5Mins makes your employees better, a few minutes at a time

If you’ve ever had to sit through corporate training videos while you feel your will to live slowly ebb out of every pore of your body, a new startup has some good news for you. Describing itself as “the TikTok of workplace learning,” 5Mins recently raised a round of funding in a bid to introduce a bit of workplace learning in an attention-deficit world. The company adds gamification, social features, and “intelligent personalization.”

The platform claims to already have a sizable database of 15,000+ bite-sized lessons, saying it covers more than a hundred topics of content spanning a range of technical and soft skills.

The company raised a $5.7 million round at a $16 million pre-money valuation. The round was led by AlbionVC with Chalfen Ventures, Edenred Capital, Portfolio Ventures and Blue Lion Global. It says that, since going to market in March 2022, it has racked up more than a 100,000 lesson views and that its recurring revenue has grown 20x.

5Mins was founded by Saurav Chopra — previously co-founder and CEO at leading employee engagement platform Perkbox.

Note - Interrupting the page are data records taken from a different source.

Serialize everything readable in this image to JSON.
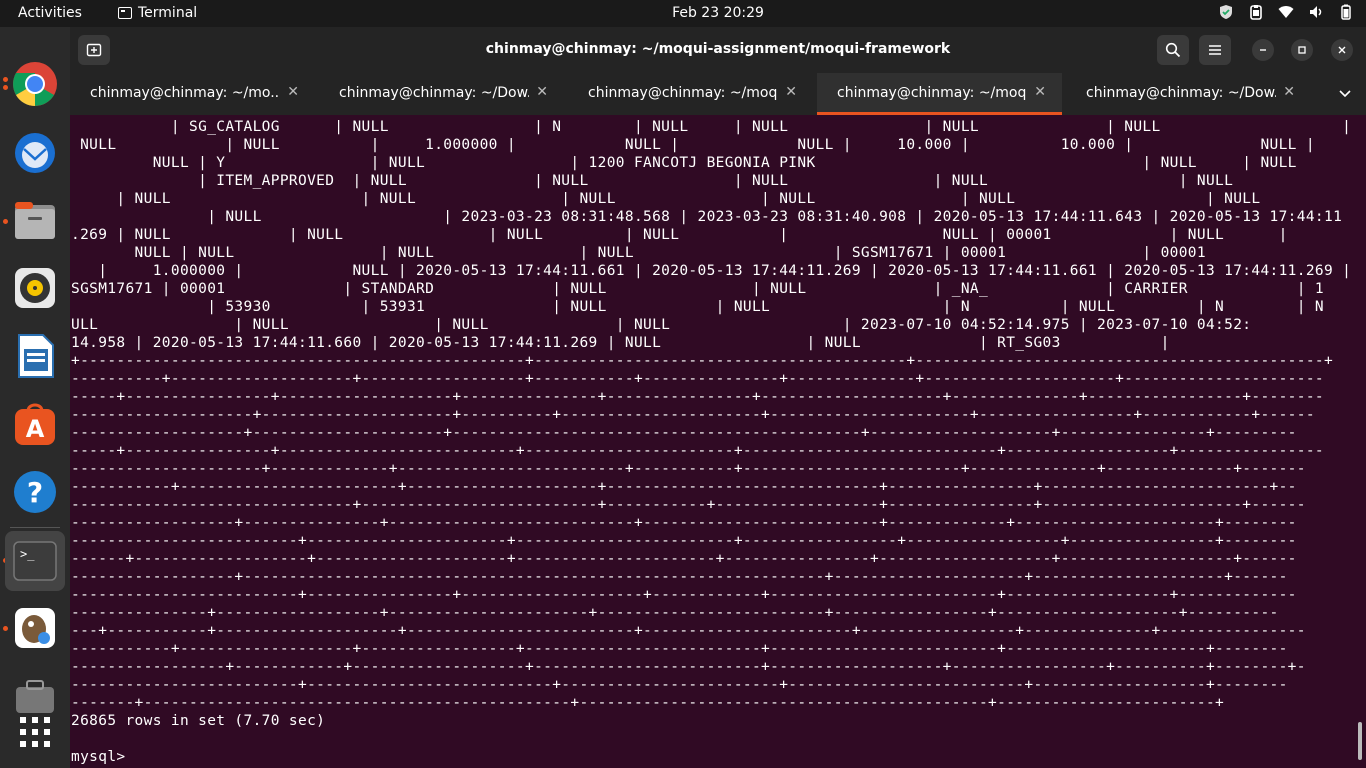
{
  "topbar": {
    "activities": "Activities",
    "app_name": "Terminal",
    "clock": "Feb 23  20:29",
    "tray_icons": [
      "shield-icon",
      "clipboard-icon",
      "wifi-icon",
      "volume-icon",
      "battery-icon"
    ]
  },
  "dock": {
    "items": [
      {
        "name": "chrome-icon",
        "running": true
      },
      {
        "name": "thunderbird-icon",
        "running": false
      },
      {
        "name": "files-icon",
        "running": true
      },
      {
        "name": "rhythmbox-icon",
        "running": false
      },
      {
        "name": "libreoffice-writer-icon",
        "running": false
      },
      {
        "name": "app-center-icon",
        "running": false
      },
      {
        "name": "help-icon",
        "running": false
      },
      {
        "name": "terminal-icon",
        "running": true
      },
      {
        "name": "dbeaver-icon",
        "running": true
      },
      {
        "name": "toolbox-icon",
        "running": false
      },
      {
        "name": "show-apps-icon",
        "running": false
      }
    ]
  },
  "window": {
    "title": "chinmay@chinmay: ~/moqui-assignment/moqui-framework",
    "tabs": [
      {
        "label": "chinmay@chinmay: ~/mo...",
        "active": false
      },
      {
        "label": "chinmay@chinmay: ~/Dow...",
        "active": false
      },
      {
        "label": "chinmay@chinmay: ~/moq...",
        "active": false
      },
      {
        "label": "chinmay@chinmay: ~/moq...",
        "active": true
      },
      {
        "label": "chinmay@chinmay: ~/Dow...",
        "active": false
      }
    ]
  },
  "terminal": {
    "lines": [
      "           | SG_CATALOG      | NULL                | N        | NULL     | NULL               | NULL              | NULL                    |",
      " NULL            | NULL          |     1.000000 |            NULL |             NULL |     10.000 |          10.000 |              NULL |",
      "         NULL | Y                | NULL                | 1200 FANCOTJ BEGONIA PINK                                    | NULL     | NULL",
      "              | ITEM_APPROVED  | NULL              | NULL                | NULL                | NULL                     | NULL",
      "     | NULL                     | NULL                | NULL                | NULL                | NULL                     | NULL",
      "               | NULL                    | 2023-03-23 08:31:48.568 | 2023-03-23 08:31:40.908 | 2020-05-13 17:44:11.643 | 2020-05-13 17:44:11",
      ".269 | NULL             | NULL                | NULL         | NULL           |                 NULL | 00001             | NULL      |",
      "       NULL | NULL                | NULL                | NULL                      | SGSM17671 | 00001               | 00001",
      "   |     1.000000 |            NULL | 2020-05-13 17:44:11.661 | 2020-05-13 17:44:11.269 | 2020-05-13 17:44:11.661 | 2020-05-13 17:44:11.269 |",
      "SGSM17671 | 00001             | STANDARD             | NULL                | NULL              | _NA_             | CARRIER            | 1",
      "               | 53930          | 53931              | NULL            | NULL                   | N          | NULL         | N        | N",
      "ULL               | NULL                | NULL              | NULL                   | 2023-07-10 04:52:14.975 | 2023-07-10 04:52:",
      "14.958 | 2020-05-13 17:44:11.660 | 2020-05-13 17:44:11.269 | NULL                | NULL             | RT_SG03           |",
      "+-------------------------------------------------+-----------------------------------------+---------------------------------------------+",
      "----------+--------------------+------------------+-----------+---------------+--------------+---------------------+----------------------",
      "-----+----------------+-------------------+---------------+----------------+--------------------+--------------+-----------------+--------",
      "--------------------+---------------------+----------+----------------------+----------------------+-----------------+------------+------",
      "-------------------+---------------------+---------------------------------------------+--------------------+----------------+---------",
      "-----+----------------+--------------------------+-----------------------+----------------------------+------------------+----------------",
      "---------------------+-------------+-------------------------+-----------+------------------------+--------------+--------------+-------",
      "-----------+------------------------+---------------------+------------------------------+----------------+-------------------------+--",
      "-------------------------------+--------------------------+-----------+------------------+----------------+----------------------+------",
      "------------------+---------------+---------------------------+--------------------------+-------------+----------------------+--------",
      "-------------------------+----------------------+------------------------+-----------------+-----------------+----------------+--------",
      "------+-------------------+---------------------+----------------------+----------------+-------------------+-------------------+------",
      "------------------+----------------------------------------------------------------+---------------------+---------------------+------",
      "-------------------------+----------------+--------------------+------------+-------------------------+------------------+-------------",
      "---------------+------------------+----------------------+-------------------------+-----------------+--------------------+----------",
      "---+-----------+--------------------+-------------------------+-----------------------+-----------------+--------------+----------------",
      "-----------+-------------------+-----------------+--------------------------+-------------------------+----------------------+--------",
      "-----------------+------------+-------------------+-------------------------+-------------------+-----------------+----------+--------+-",
      "-------------------------+---------------------------+------------------------+--------------------------+-------------------+--------",
      "-------+-----------------------------------------------+---------------------------------------------+------------------------+",
      "26865 rows in set (7.70 sec)",
      "",
      "mysql> "
    ]
  }
}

“Our mission is to help companies build a learning culture so their people can unlock their true potential and we have come a long way in a short period of time,” said co-founder and CEO Chopra in an interview with TechCrunch. “We are building the first global learning superapp that companies of all sizes can use to upskill everyone, improve employee retention and drive innovation.”

The company is aiming to level the playing field for employee learning and development, giving SMBs and mid-market companies the best possible toolkit to unlock their teams’ potential. The goal is to even out the talent development pipeline.

“While SMBs and Mid-Market companies will never have the Talent Development budgets big corporates have, with 5Mins we provide them with the most effective L&D tools to keep their employees engaged and to retain them for longer,” says Chopra. “What was clear to me while scaling Perkbox and serving thousands of employers was that the no. 1 reason why employees leave a company is lack of growth and development and it was also one of the top criteria for picking a place of work, especially for Gen Z and Millennial employees. Without the right development tools at their disposal, SMBs and mid-market companies risk being left behind in the battle for talent.”

For the next 18 to 24 months, the company is focusing on building its team, taking the company to more countries and verticals, and building a more robust set of metrics to see the efficacy of the platform on business outcomes.

“We would love for 5Mins to become the daily learning companion for employees worldwide who feel motivated and empowered by the growth and development they see in themselves, because they use the platform. If we accomplish that, we believe we will have helped transform hundreds of thousands of companies and therefore society,” Chopra lays out his long-term vision for the company. “Given growth and development is one of the top reasons employees join or leave a company, we want employees to be able to pick companies not just on the basis of their Glassdoor scores but based on the growth they can expect to experience.”

I was curious what the founder had learned from using his own product.

“Like any time-crunched founder with a million things to do, making time for learning (prior to 5Mins) meant spending hours on evenings and weekends researching and learning from the best content relevant to our business, our teams and I. I would then curate and share this content with the team who may not have the time to watch it in entirety,” Chopra says. “With very high-quality content from leaders and coaches on leadership, growth, culture development and org design available in bite-sized format that can be shared instantly with our team, 5Mins has become an integral part of the learning journey for the entire business, helping us to grow as we grow the business.”